3. Dx 3 : Pola napas tidak efektif b.d gangguan neurologis


Tujuan : setelah dilakukan asuhan keperawatan …x24 jam diharapkan pola napas
kembali normal
KH :
- Dispenia menurun
- Frekuensi napas membaik
- Irmam napas membaik
- Tekanan ekspirasi,inspirasi meningkat
Intervensi
1. Monitor pola napas (frekuensi, kedalaman, usaha napas)
R/ untuk mendeteksi tanda tanda bahaya
2. Monitor bunyi napas tambahan
R/untuk mengetahui adanya weezhing,rhonki,mengi)

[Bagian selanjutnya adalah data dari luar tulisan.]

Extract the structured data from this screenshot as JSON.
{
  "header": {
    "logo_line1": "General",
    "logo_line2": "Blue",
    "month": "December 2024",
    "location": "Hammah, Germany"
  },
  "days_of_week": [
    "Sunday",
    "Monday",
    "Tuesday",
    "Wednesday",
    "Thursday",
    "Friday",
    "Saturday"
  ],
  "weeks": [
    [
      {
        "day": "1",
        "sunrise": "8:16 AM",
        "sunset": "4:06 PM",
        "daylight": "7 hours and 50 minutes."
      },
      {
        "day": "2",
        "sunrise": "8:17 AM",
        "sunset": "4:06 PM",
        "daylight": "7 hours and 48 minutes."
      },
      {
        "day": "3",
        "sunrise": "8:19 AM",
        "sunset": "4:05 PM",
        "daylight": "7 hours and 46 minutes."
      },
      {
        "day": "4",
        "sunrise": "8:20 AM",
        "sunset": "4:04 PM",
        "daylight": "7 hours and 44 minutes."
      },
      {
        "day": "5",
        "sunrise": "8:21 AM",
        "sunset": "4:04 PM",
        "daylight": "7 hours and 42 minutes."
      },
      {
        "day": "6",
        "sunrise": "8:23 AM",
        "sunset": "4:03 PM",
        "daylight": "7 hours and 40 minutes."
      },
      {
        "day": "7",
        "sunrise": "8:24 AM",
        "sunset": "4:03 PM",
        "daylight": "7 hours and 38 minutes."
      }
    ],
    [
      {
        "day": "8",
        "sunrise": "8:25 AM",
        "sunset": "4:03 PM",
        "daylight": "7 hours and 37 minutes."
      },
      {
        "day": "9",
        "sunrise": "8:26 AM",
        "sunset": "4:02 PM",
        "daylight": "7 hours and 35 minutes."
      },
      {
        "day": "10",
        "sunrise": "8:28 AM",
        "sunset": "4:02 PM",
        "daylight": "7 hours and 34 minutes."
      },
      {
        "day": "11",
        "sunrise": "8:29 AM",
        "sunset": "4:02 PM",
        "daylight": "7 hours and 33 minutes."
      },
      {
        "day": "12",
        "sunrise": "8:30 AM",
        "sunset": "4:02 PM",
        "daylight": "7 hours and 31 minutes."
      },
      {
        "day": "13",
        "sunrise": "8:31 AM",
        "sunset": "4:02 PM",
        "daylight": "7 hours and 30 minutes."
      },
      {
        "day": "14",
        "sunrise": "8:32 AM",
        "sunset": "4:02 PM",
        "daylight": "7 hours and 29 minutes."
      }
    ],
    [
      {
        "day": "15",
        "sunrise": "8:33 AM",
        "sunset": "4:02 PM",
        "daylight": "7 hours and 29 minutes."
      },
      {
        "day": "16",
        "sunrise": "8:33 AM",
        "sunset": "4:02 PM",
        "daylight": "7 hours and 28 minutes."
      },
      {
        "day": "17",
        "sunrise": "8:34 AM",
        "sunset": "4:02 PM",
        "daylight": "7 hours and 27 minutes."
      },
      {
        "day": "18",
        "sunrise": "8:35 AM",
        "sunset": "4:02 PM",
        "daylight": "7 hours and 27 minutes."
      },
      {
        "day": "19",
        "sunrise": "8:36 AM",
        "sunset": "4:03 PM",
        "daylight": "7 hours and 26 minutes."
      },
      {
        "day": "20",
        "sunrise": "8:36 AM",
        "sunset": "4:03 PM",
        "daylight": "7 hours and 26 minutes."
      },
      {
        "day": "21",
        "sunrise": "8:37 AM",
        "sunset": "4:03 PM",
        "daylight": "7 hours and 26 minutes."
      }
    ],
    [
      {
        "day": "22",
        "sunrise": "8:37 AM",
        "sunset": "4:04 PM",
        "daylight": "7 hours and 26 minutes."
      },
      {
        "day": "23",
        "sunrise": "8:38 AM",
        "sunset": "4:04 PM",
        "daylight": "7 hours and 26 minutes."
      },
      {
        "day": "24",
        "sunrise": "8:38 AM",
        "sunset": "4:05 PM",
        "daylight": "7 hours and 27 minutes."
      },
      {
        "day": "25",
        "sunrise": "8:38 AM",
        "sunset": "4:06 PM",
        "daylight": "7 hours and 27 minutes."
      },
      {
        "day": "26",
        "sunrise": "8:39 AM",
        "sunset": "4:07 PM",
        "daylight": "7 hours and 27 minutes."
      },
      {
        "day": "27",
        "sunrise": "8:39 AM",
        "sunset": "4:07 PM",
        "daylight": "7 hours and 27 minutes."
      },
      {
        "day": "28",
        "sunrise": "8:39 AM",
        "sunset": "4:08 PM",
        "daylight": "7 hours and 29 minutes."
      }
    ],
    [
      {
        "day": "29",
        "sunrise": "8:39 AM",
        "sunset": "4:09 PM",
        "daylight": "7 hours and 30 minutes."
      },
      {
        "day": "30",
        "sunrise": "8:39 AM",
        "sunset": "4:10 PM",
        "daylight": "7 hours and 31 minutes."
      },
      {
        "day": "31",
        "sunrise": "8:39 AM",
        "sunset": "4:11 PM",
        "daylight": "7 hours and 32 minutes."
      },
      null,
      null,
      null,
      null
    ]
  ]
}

3. Posisikan semi fowler atau fowler
R/ menghindari penekanan pada jalan nafas untuk menimalkan penyempitan jalan
napas
4. Anjurkan asupan cairan 2000 ml/hari, jika tidak terkontra indikasi
R/ agar pasien dapat memenuhi cairan dengan baik
5. Kolaborasi pemberian bronkodilator, mukolitik jika perlu
R/ mengurangi kekentalan sputum dan merangsang pengeluaran spuntum
3.4 Implementasi
Pada proses keperawatan, pelaksanaan atau implementasi adalah fase ketika perawat
mengimplementasikan intervensi keperawatan. Perawat melaksanakan atau mendelegasikan
tindakan keperawatan untuk intervensi yang disusun dalam tahap perencanaan (Kozier, Erb,
Berman, & Synder, 2011). Tindakan keperawatan adalah perilaku atau aktivitas yang
dikerjakan oleh perawat untuk mengimplementasikan intervensi keperawatan. Tindakan-
tindakan pada intervensi keperawatan terdiri atas observasi, terapeutik, edukasi, dan
kolaborasi (Tim Pokja SIKI DPP PPNI, 2018). Implementasi keperawatan membutuhkan
fleksibilitas dan kreativitas perawat. Setelah melakukan implementasi, perawat mencatat
tindakan keperawatam dan respon pasien terhadap tindakan tersebut (Kozier et al., 2011)

3.5 Evaluasi
Evaluasi adalah tahap akhir dari proses keperawatan dan bertujuan untuk menentukan
berbagai respon pasien terhadap intervensi keperawatan yang sudah disusun dan sebatas
mana tujuan-tujuan yang di rencanakan sudah tercapai (Smeltzer & Bare, 2013). Evaluasi
dapat dibedakan menjadi dua jenis, yaituevaluasi formatif dan evaluasi sumatif. Evaluasi
formatif dilakukan segera setelah perawat mengimplementasikan rencana keperawatan untuk
menilai keefektifan tindakan keperawatan. Sedangkan evaluasi sumatif dilakukan setelah
semua aktivitas proses keperawatan selesai dilakukan. Evaluasi sumatif bertujuan untuk
menilai dan memonitor kualitas asuhan keperawatan yang telah diberikan (Asmadi, 2008).